Quality control also forms an important part of ongoing research programs into automated welding. For instance, as part of its continuing involvement in the European Research Agency FP7 framework, TWI is currently co-ordinating the Marwin project, which aims to develop a vision-based welding robot with automatic track calculation, welding parameter selection and an embedded quality control system.
There are huge commercial advantages in the development of a flexible robot that can be set up quickly and switched between welding lines as and when required. Doing this with existing welding robots usually results in the need for reprogramming, which is time consuming and therefore expensive. Marwin offers a potential solution to this problem, which can reduce manufacturing time, and costs, increase production flexibility and efficiency, and improve product quality.
TWI is acting as Research Technology and Development (RTD) project co-ordinator and is also responsible for all welding-related tasks, including the development of welding procedures for commonly used materials and joint configurations, as well as the management of a welding parameter database. Other partners in the project include Rolan robotics (Netherlands), Nemetschek (Bulgaria), G-robots (Hungary), Recam Laser (Spain), Sheffield Hallam University (UK) and MFKK (Hungary). The project is expected to reach its conclusion by the end of the year.
At the heart of Marwin will be a computer that controls both the vision system and the welding robot. A 3D image of the components will be reconstructed by the vision system using structured light and pattern recognition, and will be compared to a CAD drawing of the assembly. The computer then determines the best trajectory for the robot from the user input.
Adjustments to the trajectory are made automatically from the reconstructed image, while welding parameters will be chosen automatically from an in-built database. Users will also be able to add their welding procedures or modify existing ones. The Marwin system will be compatible with any production welding robot.
Back in the here and now, quality is firmly in the driving seat on most auto plants’ welding lines. Take the Ghent, Belgium plant of Volvo, where the V40 rolls off the production line, and where the production team relies on measuring systems from Hexagon Metrology. According to Volvo, metrology is most important for the weld lines in ‘A-Shop’. Here, random inspections of the bodies-in-white are performed automatically on the weld lines in bypass on two DEA Bravo HP systems from Hexagon. The open design of the dual horizontal arm measuring machines simplifies the loading of the bulky bodies-in-white.
Either tactile or optical sensors can be selected and among the features checked are the positions of the welded studs, which are used to attach specific parts in a pre-determined position. These are measured using the CMS106 laser sensor, while the PC-DMIS software package compares the measured data with the CAD data.

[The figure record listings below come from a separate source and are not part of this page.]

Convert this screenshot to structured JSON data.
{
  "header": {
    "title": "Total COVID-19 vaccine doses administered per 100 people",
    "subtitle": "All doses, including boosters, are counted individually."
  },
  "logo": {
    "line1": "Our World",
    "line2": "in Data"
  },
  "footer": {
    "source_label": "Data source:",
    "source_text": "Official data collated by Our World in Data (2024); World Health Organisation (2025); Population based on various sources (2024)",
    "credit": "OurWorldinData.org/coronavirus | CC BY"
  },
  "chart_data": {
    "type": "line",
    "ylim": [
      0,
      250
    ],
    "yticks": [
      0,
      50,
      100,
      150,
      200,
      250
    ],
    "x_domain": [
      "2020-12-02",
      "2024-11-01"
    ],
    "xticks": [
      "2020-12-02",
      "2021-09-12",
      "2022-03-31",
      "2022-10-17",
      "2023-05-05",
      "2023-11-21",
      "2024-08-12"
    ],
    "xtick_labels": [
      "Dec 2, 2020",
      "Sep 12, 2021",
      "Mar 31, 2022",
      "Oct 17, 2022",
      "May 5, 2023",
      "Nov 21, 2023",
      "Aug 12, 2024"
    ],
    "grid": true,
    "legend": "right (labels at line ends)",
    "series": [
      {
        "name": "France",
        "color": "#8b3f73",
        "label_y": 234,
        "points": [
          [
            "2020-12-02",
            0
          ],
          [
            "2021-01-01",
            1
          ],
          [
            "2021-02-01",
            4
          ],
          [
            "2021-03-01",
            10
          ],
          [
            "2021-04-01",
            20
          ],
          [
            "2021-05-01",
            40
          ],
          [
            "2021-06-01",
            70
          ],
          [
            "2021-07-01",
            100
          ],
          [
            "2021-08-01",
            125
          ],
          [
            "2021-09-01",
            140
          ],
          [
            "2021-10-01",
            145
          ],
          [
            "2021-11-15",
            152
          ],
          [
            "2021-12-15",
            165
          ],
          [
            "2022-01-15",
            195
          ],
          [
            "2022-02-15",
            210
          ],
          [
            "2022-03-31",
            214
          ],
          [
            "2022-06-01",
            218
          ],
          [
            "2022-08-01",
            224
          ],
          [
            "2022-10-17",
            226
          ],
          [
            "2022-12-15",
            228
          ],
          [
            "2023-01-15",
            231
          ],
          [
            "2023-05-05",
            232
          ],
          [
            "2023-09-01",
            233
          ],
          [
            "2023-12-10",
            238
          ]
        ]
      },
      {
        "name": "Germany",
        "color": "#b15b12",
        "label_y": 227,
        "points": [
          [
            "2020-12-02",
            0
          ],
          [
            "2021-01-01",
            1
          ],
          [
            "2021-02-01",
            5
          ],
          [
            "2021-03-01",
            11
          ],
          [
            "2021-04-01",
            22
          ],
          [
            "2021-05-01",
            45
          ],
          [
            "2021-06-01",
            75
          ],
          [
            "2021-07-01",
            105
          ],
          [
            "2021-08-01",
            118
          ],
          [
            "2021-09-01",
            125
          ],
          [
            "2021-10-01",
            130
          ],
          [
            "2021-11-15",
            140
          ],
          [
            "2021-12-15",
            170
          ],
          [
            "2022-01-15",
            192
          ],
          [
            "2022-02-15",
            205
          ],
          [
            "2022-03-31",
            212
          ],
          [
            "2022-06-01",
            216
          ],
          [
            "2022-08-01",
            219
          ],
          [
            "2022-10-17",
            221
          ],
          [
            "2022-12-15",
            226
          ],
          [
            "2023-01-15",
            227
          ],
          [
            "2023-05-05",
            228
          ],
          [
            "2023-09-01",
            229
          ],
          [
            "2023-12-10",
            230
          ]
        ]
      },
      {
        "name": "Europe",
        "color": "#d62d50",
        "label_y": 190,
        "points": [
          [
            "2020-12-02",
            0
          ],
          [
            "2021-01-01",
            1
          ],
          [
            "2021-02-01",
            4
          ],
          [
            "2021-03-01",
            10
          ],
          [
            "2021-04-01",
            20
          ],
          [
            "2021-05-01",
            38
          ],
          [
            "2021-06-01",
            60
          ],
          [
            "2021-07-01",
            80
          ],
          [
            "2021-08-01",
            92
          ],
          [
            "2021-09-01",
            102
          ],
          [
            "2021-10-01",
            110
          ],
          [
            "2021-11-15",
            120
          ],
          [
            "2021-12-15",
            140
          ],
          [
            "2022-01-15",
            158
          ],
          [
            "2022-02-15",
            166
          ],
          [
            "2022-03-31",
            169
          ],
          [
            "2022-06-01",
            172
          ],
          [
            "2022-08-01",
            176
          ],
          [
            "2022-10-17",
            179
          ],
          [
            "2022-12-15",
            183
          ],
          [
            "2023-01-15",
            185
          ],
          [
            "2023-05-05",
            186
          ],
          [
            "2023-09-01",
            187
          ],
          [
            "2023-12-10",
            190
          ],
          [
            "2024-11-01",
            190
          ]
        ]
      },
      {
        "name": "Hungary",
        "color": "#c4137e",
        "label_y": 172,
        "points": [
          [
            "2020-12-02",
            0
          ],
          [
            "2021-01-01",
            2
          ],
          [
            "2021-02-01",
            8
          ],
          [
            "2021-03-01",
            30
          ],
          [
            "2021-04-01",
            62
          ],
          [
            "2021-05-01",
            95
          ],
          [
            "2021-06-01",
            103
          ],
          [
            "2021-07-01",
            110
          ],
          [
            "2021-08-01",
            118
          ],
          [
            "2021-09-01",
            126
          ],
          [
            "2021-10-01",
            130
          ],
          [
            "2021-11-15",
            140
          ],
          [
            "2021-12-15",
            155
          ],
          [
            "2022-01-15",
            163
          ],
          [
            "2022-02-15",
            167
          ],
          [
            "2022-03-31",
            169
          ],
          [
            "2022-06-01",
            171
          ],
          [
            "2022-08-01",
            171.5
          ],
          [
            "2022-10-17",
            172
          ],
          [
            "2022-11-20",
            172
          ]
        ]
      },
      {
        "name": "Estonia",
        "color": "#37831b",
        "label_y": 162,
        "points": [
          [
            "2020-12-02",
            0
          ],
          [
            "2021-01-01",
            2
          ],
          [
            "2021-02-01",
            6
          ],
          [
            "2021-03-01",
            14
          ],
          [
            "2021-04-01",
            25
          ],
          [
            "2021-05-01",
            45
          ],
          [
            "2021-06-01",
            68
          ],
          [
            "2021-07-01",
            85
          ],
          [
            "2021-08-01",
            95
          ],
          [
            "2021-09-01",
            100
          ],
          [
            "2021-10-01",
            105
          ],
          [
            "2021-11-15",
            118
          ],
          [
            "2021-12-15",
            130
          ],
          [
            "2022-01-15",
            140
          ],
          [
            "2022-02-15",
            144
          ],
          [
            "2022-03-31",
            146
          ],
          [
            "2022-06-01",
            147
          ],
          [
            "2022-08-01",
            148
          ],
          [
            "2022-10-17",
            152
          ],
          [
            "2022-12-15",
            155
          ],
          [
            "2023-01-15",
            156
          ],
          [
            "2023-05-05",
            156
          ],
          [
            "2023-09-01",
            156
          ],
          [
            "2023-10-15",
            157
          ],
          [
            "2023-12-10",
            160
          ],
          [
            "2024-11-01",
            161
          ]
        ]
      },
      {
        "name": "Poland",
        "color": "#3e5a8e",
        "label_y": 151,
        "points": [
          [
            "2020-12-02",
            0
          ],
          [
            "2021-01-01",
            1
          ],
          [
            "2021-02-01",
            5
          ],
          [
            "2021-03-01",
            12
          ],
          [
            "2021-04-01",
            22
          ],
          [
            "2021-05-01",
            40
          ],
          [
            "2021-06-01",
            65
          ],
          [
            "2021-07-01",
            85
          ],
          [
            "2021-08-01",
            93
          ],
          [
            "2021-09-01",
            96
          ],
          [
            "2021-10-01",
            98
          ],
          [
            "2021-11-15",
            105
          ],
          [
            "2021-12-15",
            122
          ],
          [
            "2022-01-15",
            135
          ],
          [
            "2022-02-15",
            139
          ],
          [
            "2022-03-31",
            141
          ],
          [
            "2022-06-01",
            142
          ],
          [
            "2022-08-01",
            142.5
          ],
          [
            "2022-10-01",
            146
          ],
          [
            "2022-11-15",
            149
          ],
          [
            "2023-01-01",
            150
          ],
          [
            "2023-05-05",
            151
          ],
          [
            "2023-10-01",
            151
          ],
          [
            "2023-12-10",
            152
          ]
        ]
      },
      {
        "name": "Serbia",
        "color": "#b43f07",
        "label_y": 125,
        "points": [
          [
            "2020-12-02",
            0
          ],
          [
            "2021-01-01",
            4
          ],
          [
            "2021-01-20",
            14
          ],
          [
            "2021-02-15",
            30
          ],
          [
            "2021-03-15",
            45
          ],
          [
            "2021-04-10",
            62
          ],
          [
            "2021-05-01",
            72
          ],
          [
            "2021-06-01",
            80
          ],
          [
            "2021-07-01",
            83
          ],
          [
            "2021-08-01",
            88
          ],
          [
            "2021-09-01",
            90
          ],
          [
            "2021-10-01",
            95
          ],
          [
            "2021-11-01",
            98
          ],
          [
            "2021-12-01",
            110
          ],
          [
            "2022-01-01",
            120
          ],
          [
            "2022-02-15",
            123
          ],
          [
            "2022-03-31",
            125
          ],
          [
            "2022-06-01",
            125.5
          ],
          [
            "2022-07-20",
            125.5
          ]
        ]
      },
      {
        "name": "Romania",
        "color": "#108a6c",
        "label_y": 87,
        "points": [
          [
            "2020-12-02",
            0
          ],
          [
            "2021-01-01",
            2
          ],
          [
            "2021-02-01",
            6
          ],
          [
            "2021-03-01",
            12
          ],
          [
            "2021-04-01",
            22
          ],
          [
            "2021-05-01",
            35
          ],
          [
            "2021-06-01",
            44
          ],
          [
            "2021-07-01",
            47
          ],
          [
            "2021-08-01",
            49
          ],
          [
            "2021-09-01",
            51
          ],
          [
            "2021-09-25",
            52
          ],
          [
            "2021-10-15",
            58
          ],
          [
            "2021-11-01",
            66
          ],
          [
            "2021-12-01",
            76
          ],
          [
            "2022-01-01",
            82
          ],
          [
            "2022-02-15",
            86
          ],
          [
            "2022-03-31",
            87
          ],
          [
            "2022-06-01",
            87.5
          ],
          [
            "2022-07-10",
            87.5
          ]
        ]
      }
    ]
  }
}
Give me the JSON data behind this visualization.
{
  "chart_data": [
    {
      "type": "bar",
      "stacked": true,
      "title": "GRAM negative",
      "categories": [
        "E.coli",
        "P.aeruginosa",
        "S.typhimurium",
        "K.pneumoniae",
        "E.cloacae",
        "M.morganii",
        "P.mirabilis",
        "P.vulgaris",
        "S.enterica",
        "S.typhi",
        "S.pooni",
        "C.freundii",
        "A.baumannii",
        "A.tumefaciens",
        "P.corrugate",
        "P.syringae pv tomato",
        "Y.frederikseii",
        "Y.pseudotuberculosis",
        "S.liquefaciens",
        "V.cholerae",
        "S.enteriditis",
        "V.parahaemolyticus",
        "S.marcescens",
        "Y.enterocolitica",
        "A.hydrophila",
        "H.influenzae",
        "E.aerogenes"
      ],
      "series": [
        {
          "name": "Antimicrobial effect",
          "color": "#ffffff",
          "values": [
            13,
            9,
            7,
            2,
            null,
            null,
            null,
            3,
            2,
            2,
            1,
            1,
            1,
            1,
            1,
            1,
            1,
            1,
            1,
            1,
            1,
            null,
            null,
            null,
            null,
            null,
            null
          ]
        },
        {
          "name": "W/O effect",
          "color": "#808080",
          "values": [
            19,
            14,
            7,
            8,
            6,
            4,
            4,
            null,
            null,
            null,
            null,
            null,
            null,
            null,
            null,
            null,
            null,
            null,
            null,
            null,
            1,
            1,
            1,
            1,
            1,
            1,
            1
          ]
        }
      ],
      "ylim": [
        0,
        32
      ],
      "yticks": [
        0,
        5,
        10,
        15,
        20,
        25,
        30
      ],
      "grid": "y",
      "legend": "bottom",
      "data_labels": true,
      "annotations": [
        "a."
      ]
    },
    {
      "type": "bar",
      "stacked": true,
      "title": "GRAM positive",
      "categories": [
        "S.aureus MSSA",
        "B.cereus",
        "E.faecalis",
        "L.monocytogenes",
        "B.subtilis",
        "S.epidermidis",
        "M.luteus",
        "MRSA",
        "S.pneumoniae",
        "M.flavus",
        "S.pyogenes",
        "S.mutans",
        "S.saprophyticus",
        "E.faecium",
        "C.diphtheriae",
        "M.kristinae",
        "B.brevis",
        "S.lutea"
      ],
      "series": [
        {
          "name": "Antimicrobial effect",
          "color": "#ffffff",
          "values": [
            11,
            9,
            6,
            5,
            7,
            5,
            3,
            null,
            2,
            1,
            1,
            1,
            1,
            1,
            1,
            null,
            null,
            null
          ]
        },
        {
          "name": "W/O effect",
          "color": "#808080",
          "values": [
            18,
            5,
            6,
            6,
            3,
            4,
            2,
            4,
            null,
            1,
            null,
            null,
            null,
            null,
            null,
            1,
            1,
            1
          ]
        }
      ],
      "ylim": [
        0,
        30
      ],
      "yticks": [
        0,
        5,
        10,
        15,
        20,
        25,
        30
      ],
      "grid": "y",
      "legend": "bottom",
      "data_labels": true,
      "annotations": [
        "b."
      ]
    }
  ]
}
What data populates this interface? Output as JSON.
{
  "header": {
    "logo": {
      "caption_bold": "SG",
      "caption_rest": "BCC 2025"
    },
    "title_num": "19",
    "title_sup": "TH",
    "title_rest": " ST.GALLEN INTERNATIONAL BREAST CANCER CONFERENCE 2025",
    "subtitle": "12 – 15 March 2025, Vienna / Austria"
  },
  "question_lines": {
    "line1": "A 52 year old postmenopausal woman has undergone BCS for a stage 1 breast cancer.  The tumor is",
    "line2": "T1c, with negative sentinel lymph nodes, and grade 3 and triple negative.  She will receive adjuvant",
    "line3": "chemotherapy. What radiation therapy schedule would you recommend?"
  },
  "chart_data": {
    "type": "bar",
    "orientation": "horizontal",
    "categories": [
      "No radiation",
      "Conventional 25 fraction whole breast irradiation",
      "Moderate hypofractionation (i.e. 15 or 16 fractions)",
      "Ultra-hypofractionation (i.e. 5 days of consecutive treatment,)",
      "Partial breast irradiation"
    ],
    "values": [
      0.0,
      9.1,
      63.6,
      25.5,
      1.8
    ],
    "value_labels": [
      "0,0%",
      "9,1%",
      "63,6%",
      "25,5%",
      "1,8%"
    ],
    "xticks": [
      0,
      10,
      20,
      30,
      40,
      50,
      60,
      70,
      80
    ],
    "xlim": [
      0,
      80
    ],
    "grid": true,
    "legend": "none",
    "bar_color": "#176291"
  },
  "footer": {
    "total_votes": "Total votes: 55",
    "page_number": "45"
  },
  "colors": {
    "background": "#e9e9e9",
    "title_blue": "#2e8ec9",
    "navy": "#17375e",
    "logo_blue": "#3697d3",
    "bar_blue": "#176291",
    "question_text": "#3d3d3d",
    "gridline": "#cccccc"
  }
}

But why go for optical and not tactile? Well, when measuring with tactile probes the irregular shape of the studs creates a bottleneck. In earlier days, only tactile probes were available at Ghent. To achieve accurate results metrologists had to place plastic cylinders on the studs, a manual intervention which took time. Also, after several measurements, the cylinders were worn and had to be replaced.
Another time-killer saw the measuring systems once placed in a measuring room. The bodies-in-white had to cover a greater distance in comparison with the new in-line concept – the whole procedure could take three hours. Today, after 20 minutes the sensors reveal the positions of the more than 170 connecting pins on a Volvo car body. With the in-line system and the optical sensor, the procedure is some nine times quicker.
Even troublesome part characteristics or poor ambient light immunity have no effect on accuracy of CMS106, says Hexagon Metrology, whereas conventional optical sensors have to struggle against material characteristics and light issues. For example, refl ections from the part’s surface interfere with data capture.
The CMS106 generates a laser line, consisting of several points, which is used to scan the surface of the car body. The laser line and laser intensity are adjusted to suit the part and the light conditions. As a result, interfering factors can have no effect on measurement accuracy.